Right after this we collected data that may help us sort out any exotic components of the impactor or of Jupiter's atmosphere and just how high the particulates have spread. Then we switched instruments to something at much longer wavelengths that told us the temperatures were higher, and that ammonia gas had probably been pushed up from Jupiter's troposphere (the lower part of the atmosphere) and ejected into its stratosphere (higher up in the atmosphere). We finished up with our preferred (more versatile) near-infrared camera and ended up, pretty tired, at 9 a.m. (this was a midnight to 6 a.m. run in Hawaii, and in California we were three hours ahead). Then we took some of the screen shots we'd been making and used them to submit a press release.
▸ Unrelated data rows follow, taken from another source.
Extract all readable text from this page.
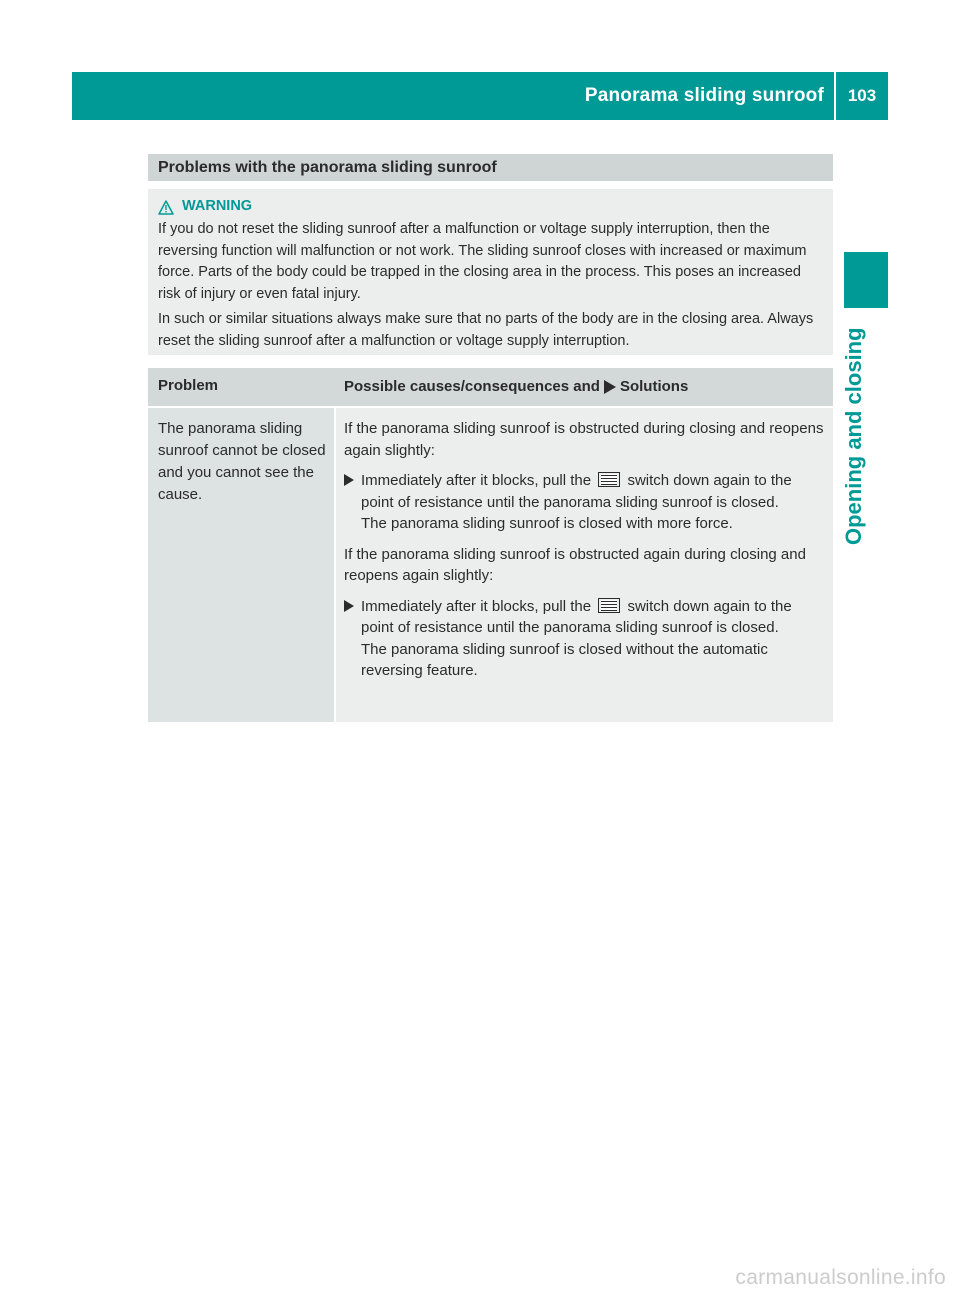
Panorama sliding sunroof	103
Opening and closing
Problems with the panorama sliding sunroof
WARNING

If you do not reset the sliding sunroof after a malfunction or voltage supply interruption, then the reversing function will malfunction or not work. The sliding sunroof closes with increased or maximum force. Parts of the body could be trapped in the closing area in the process. This poses an increased risk of injury or even fatal injury.

In such or similar situations always make sure that no parts of the body are in the closing area. Always reset the sliding sunroof after a malfunction or voltage supply interruption.

Problem	Possible causes/consequences and Solutions
The panorama sliding sunroof cannot be closed and you cannot see the cause.

If the panorama sliding sunroof is obstructed during closing and reopens again slightly:

Immediately after it blocks, pull the switch down again to the point of resistance until the panorama sliding sunroof is closed.
The panorama sliding sunroof is closed with more force.

If the panorama sliding sunroof is obstructed again during closing and reopens again slightly:

Immediately after it blocks, pull the switch down again to the point of resistance until the panorama sliding sunroof is closed.
The panorama sliding sunroof is closed without the automatic reversing feature.
carmanualsonline.info
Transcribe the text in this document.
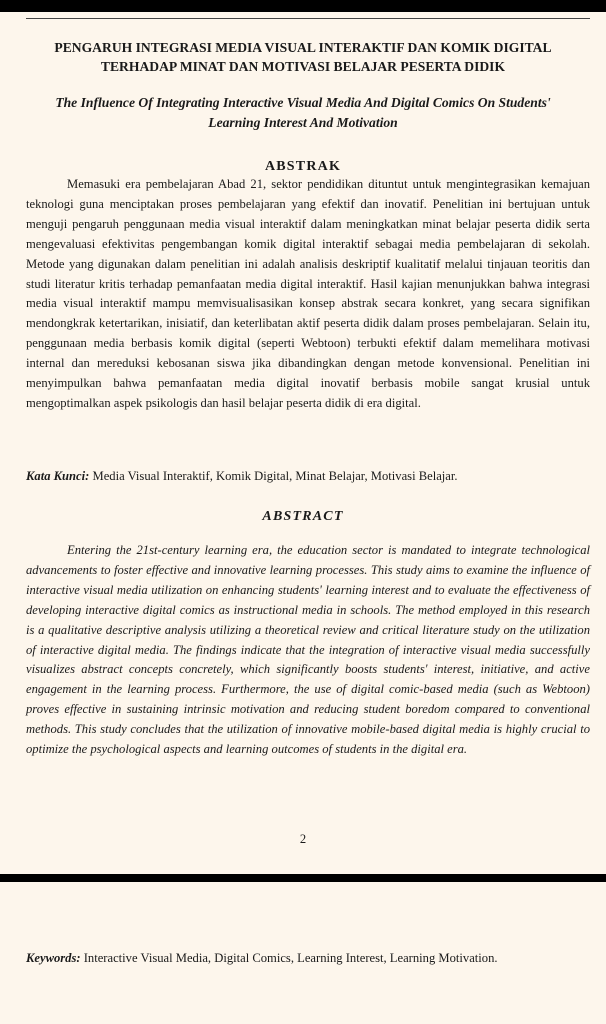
PENGARUH INTEGRASI MEDIA VISUAL INTERAKTIF DAN KOMIK DIGITAL TERHADAP MINAT DAN MOTIVASI BELAJAR PESERTA DIDIK
The Influence Of Integrating Interactive Visual Media And Digital Comics On Students' Learning Interest And Motivation
ABSTRAK

Memasuki era pembelajaran Abad 21, sektor pendidikan dituntut untuk mengintegrasikan kemajuan teknologi guna menciptakan proses pembelajaran yang efektif dan inovatif. Penelitian ini bertujuan untuk menguji pengaruh penggunaan media visual interaktif dalam meningkatkan minat belajar peserta didik serta mengevaluasi efektivitas pengembangan komik digital interaktif sebagai media pembelajaran di sekolah. Metode yang digunakan dalam penelitian ini adalah analisis deskriptif kualitatif melalui tinjauan teoritis dan studi literatur kritis terhadap pemanfaatan media digital interaktif. Hasil kajian menunjukkan bahwa integrasi media visual interaktif mampu memvisualisasikan konsep abstrak secara konkret, yang secara signifikan mendongkrak ketertarikan, inisiatif, dan keterlibatan aktif peserta didik dalam proses pembelajaran. Selain itu, penggunaan media berbasis komik digital (seperti Webtoon) terbukti efektif dalam memelihara motivasi internal dan mereduksi kebosanan siswa jika dibandingkan dengan metode konvensional. Penelitian ini menyimpulkan bahwa pemanfaatan media digital inovatif berbasis mobile sangat krusial untuk mengoptimalkan aspek psikologis dan hasil belajar peserta didik di era digital.

Kata Kunci: Media Visual Interaktif, Komik Digital, Minat Belajar, Motivasi Belajar.
ABSTRACT

Entering the 21st-century learning era, the education sector is mandated to integrate technological advancements to foster effective and innovative learning processes. This study aims to examine the influence of interactive visual media utilization on enhancing students' learning interest and to evaluate the effectiveness of developing interactive digital comics as instructional media in schools. The method employed in this research is a qualitative descriptive analysis utilizing a theoretical review and critical literature study on the utilization of interactive digital media. The findings indicate that the integration of interactive visual media successfully visualizes abstract concepts concretely, which significantly boosts students' interest, initiative, and active engagement in the learning process. Furthermore, the use of digital comic-based media (such as Webtoon) proves effective in sustaining intrinsic motivation and reducing student boredom compared to conventional methods. This study concludes that the utilization of innovative mobile-based digital media is highly crucial to optimize the psychological aspects and learning outcomes of students in the digital era.

2
Keywords: Interactive Visual Media, Digital Comics, Learning Interest, Learning Motivation.
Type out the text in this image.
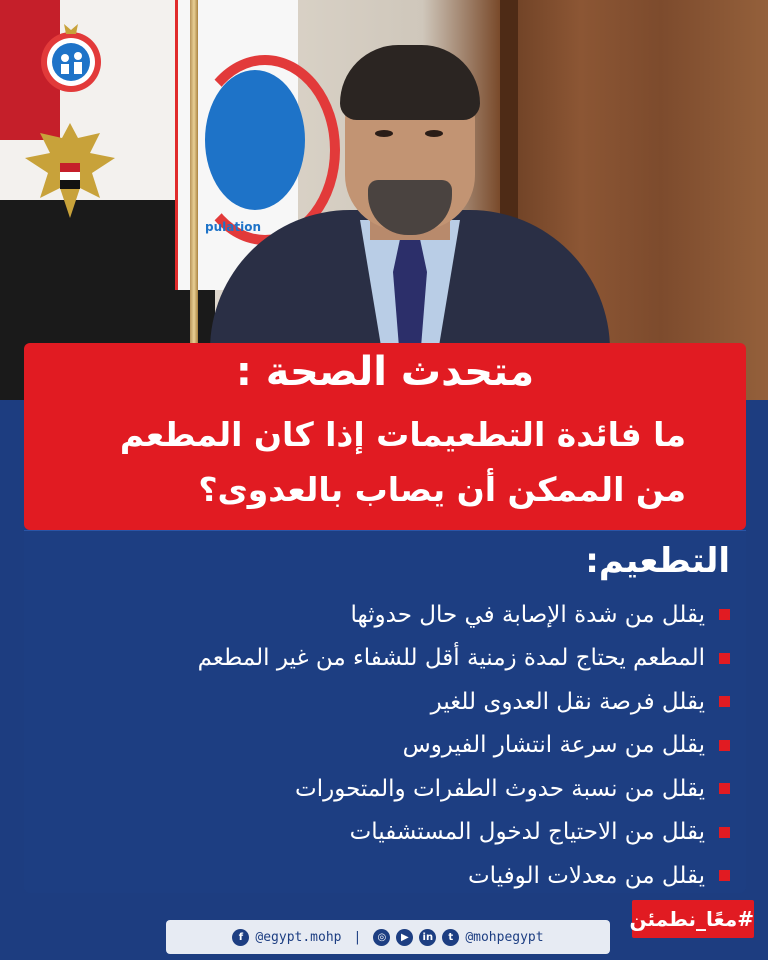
pulation
متحدث الصحة :
ما فائدة التطعيمات إذا كان المطعم
من الممكن أن يصاب بالعدوى؟
التطعيم:
يقلل من شدة الإصابة في حال حدوثها
المطعم يحتاج لمدة زمنية أقل للشفاء من غير المطعم
يقلل فرصة نقل العدوى للغير
يقلل من سرعة انتشار الفيروس
يقلل من نسبة حدوث الطفرات والمتحورات
يقلل من الاحتياج لدخول المستشفيات
يقلل من معدلات الوفيات
#معًا_نطمئن
f @egypt.mohp |	◎	▶	in	t @mohpegypt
Another person had already alerted a clearinghouse for important astronomical bulletins, so that was another thing that was important but that we didn't need to do.

Now some responses to posts:

Good post from Mike Salway who is another one of the cadre of the world's talented Jupiter observers. I should note that, in fact, there aren't all that many of us who track the time evolution of phenomena in the planets in the professional community, either.

Asim. Neither NASA nor JPL is capable of observing everything in the sky. There is a program to search for asteroids whose orbits will intersect the Earth's, but not at Jupiter. In fact, it's unlikely this object could have been seen, given that it may have been at most a half kilometer in size. For Shoemaker-Levy 9, we were both lucky and the disruption of the comets left a lot of very shiny material around it which made it easier to see.

Denise. It hit quite a bit further south than the Shoemaker-Levy 9 fragments, almost at 60 deg S latitude.

Patrick, Jim, BobK. I suspect that the only link between this and the SL9 fragments is the voracious appetite of Jupiter, the great gravitational vacuum cleaner in that part of the solar system! SL9 fragments impacted from the south; this was from the east.